Cart abandonment. The average cart abandonment rate is 70.19% according to Baymard Institute. The top reason is unexpected extra costs like shipping, taxes, and fees (48% of abandoners). At $42.10 average CPA on Google (Coupler.io 2025), every abandoned cart represents real ad dollars that got a customer to checkout but failed to convert. Fixing checkout friction is often more profitable than increasing ad spend.
Q4 (October through December) is the highest-performing period for e-commerce advertising, with Black Friday/Cyber Monday conversion rates spiking significantly above normal (Google CVR peaked at 7.29% on Cyber Monday 2024). However, Q4 CPCs are also 15 to 25% higher than Q1. Smart brands front-load budget in early October before competition peaks. January through February offers the lowest CPCs of the year, making it ideal for prospecting and building audiences for later conversion.

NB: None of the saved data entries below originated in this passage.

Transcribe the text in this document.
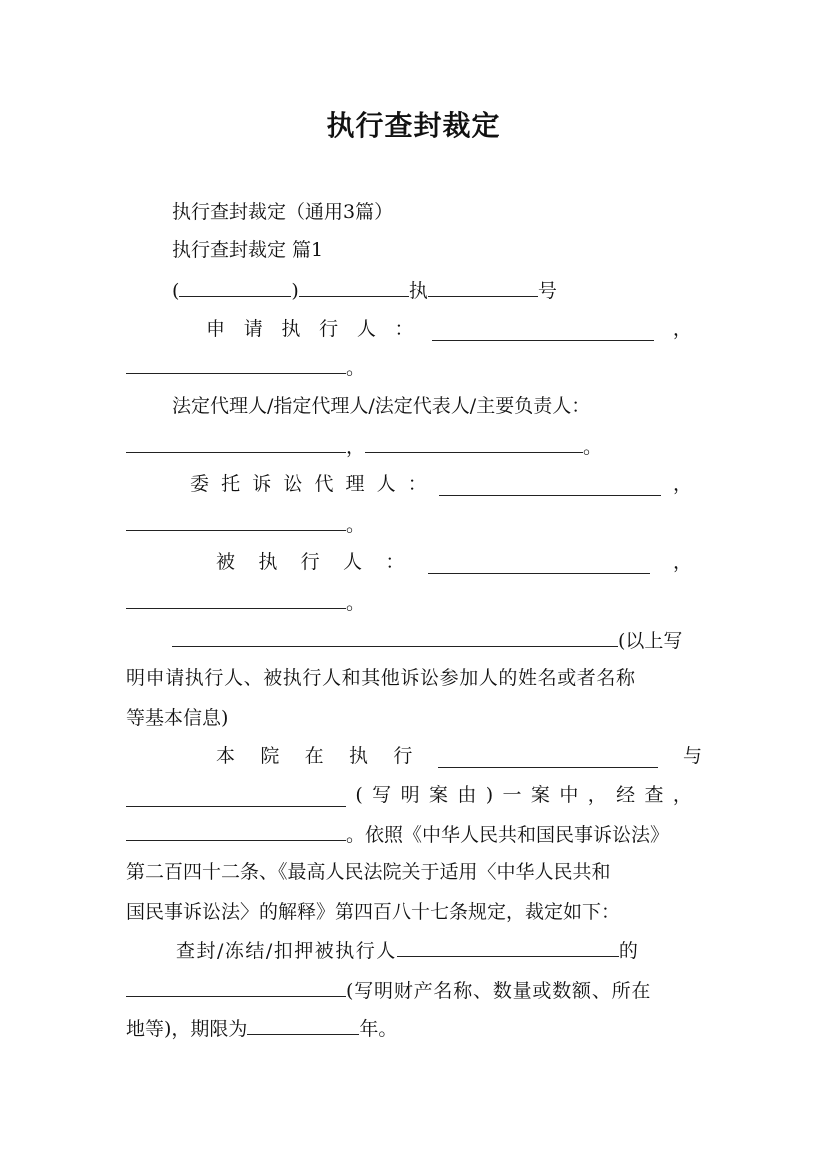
执行查封裁定
执行查封裁定（通用3篇）
执行查封裁定 篇1
(	)	执	号
申 请 执 行 人 ：	，
。
法定代理人/指定代理人/法定代表人/主要负责人：
，	。
委 托 诉 讼 代 理 人 ：	，
。
被 执 行 人 ：	，
。
(以上写
明申请执行人、被执行人和其他诉讼参加人的姓名或者名称
等基本信息)
本 院 在 执 行	与
( 写 明 案 由 ) 一 案 中 ， 经 查 ，
。依照《中华人民共和国民事诉讼法》
第二百四十二条、《最高人民法院关于适用〈中华人民共和
国民事诉讼法〉的解释》第四百八十七条规定，裁定如下：
查封/冻结/扣押被执行人	的
(写明财产名称、数量或数额、所在
地等)，期限为	年。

Short-form Reels (7 to 15 seconds) are the top-performing format in 2025. UGC-style video in 4:5 vertical format with bold captions outperforms polished brand content by up to 40%. According to AppsFlyer, 70 to 80% of Meta ad performance now comes from creative quality rather than targeting or budget. Story-driven carousel ads also perform well. The key is making the first 3 seconds impossible to ignore.